ARC women’s soccer’s secret weapon


Sophomore Erika Jarillo stands in front of the goal on the soccer field. Jarillo plays defense as an outside back on American River College’s women’s soccer team. (Photo by Bryce Fraser)

Carlos Guerrero and Carlos Guerrero

Erika Jaramillo may be a pint-sized player, but she knows how to pack a punch out on the field.

Being undersized could be discouraging to some people. To Erika Jaramillo, a sophomore on the American River College women’s soccer team, it’s an advantage to be underestimated.

Born and raised in Elk Grove, Jaramillo started playing soccer when she was very young. “I’ve played since I was four years old,” she said. A standout player for her West Campus High School, Jaramillo made the All-Conference team all four years of high school.

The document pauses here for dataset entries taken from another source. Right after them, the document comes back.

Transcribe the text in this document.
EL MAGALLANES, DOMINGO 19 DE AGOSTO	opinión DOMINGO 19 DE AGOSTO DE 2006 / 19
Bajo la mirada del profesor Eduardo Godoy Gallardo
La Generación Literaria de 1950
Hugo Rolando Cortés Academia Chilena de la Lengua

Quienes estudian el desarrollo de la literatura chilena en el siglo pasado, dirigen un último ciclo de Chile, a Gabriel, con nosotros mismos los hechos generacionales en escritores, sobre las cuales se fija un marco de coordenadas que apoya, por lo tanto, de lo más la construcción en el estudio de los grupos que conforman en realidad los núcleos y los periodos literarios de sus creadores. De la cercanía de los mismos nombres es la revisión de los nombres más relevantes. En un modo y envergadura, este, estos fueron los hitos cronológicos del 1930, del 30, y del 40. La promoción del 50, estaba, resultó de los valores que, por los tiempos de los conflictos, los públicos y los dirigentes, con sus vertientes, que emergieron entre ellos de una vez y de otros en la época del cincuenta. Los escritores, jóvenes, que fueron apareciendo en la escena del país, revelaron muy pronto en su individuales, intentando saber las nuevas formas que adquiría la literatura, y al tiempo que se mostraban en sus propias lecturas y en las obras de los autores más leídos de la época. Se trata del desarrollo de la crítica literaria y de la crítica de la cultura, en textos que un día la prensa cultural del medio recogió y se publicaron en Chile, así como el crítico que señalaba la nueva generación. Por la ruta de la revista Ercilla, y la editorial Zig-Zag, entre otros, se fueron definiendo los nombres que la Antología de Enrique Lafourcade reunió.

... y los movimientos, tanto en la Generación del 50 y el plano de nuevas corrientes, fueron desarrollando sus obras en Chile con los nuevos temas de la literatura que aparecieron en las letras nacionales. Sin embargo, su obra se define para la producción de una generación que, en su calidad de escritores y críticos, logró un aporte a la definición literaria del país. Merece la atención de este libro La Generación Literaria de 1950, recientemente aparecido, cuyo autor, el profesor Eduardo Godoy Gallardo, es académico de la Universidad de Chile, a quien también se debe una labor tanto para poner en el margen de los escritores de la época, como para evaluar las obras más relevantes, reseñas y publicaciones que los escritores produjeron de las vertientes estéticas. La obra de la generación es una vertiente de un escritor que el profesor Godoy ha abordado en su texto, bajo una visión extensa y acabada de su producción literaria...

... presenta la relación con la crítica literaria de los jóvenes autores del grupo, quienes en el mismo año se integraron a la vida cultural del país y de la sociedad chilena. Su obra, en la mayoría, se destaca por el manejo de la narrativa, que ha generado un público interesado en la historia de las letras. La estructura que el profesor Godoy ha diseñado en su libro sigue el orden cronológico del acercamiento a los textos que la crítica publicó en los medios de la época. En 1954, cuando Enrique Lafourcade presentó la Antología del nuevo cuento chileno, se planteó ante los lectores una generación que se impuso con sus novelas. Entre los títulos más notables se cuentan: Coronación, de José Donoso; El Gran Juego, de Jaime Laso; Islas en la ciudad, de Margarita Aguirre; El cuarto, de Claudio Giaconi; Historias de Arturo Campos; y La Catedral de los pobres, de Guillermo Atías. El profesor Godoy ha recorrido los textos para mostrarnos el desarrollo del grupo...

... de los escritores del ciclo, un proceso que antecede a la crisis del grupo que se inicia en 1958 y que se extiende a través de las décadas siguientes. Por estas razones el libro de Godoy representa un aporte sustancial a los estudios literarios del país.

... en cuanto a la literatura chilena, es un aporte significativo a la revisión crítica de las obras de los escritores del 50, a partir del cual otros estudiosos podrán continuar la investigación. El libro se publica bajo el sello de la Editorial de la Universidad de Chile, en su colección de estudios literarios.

After enrolling at American River College in 2010, she became All-League as a freshman playing as an outside back, a position on the defense. Jaramillo is responsible for providing support for the goalie, making runs, communicating with the team and keeping the ball out of the net. “Erika’s a good leader and team captain,” said Coach Paul Arrellanes. “We’re expecting a lot from her this year.”

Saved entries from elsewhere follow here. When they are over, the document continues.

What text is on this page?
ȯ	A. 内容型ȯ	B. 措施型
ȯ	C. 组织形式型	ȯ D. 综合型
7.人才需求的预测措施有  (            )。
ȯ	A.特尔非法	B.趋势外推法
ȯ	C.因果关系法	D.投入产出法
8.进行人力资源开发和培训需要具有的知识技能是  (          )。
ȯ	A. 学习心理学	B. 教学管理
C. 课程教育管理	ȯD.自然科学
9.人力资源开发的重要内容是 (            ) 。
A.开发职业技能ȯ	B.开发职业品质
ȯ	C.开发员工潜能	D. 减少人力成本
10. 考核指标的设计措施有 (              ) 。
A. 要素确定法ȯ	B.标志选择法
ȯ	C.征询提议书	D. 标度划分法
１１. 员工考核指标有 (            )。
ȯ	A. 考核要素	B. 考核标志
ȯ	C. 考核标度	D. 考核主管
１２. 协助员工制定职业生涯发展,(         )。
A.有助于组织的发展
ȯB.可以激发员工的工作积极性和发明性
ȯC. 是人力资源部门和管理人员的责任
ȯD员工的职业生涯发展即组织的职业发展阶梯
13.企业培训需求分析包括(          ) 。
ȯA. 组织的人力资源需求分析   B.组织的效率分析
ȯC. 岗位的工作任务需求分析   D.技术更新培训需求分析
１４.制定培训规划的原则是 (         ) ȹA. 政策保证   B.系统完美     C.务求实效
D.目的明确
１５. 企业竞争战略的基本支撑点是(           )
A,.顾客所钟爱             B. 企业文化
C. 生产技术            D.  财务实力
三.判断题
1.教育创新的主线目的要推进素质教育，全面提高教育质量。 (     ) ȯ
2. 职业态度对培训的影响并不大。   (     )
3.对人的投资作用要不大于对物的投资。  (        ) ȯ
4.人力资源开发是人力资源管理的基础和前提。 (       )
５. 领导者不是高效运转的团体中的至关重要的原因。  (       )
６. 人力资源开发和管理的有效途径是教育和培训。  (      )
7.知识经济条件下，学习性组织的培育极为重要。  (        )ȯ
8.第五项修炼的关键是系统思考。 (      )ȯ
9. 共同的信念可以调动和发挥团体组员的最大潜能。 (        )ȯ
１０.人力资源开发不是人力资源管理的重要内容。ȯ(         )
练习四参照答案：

After making it all the way to the quarterfinals a year ago, Jaramillo feels like they have some unfinished business. “Losing in the quarters last year gave us a reality check. It showed us a different perspective and all the returners saw that we had work to do to get further,” she said.

She considers all the coaches she has had as influences in her game. “The club coaches taught me a lot about defending while our coach here, Paul, has taught me about attacking.” Jaramillo hopes to get a scholarship to a good division-two school next year.

Soccer isn’t as punishing a sport on your body as football or baseball, but it is no less demanding. In soccer there is so much full sprinting to get the ball, make a pass, or attack, that it really demands an extreme amount of aerobic exercise. A good soccer player really does need to be very well conditioned and have great cardio to excel in the sport.

Even though she stands out on the field with her play, Jaramillo finds it difficult to be noticed by some of these schools due to her small stature. “The schools all want big tall girls,” Jaramillo said. “So it’s hard to get noticed.”

The coaches here don’t seem to mind how tall she is, but she feels that other coaches see it differently. “The coaches at four-year schools focus on it too much; it’s definitely something I’ve had to overcome.”

It helps to have tall defenders, but Jaramillo shows it’s not a necessity. “I use my height as an advantage,” she said. “A lot of girls underestimate me for my shortness.”

After starting the year off rolling with a 5-1 win over Solano and a 7-1 win over West Valley College, Jaramillo notices the team chemistry building. “We are definitely making it to the final four,” she stated with confidence. “Playing our way and doing it like that is the ultimate goal.”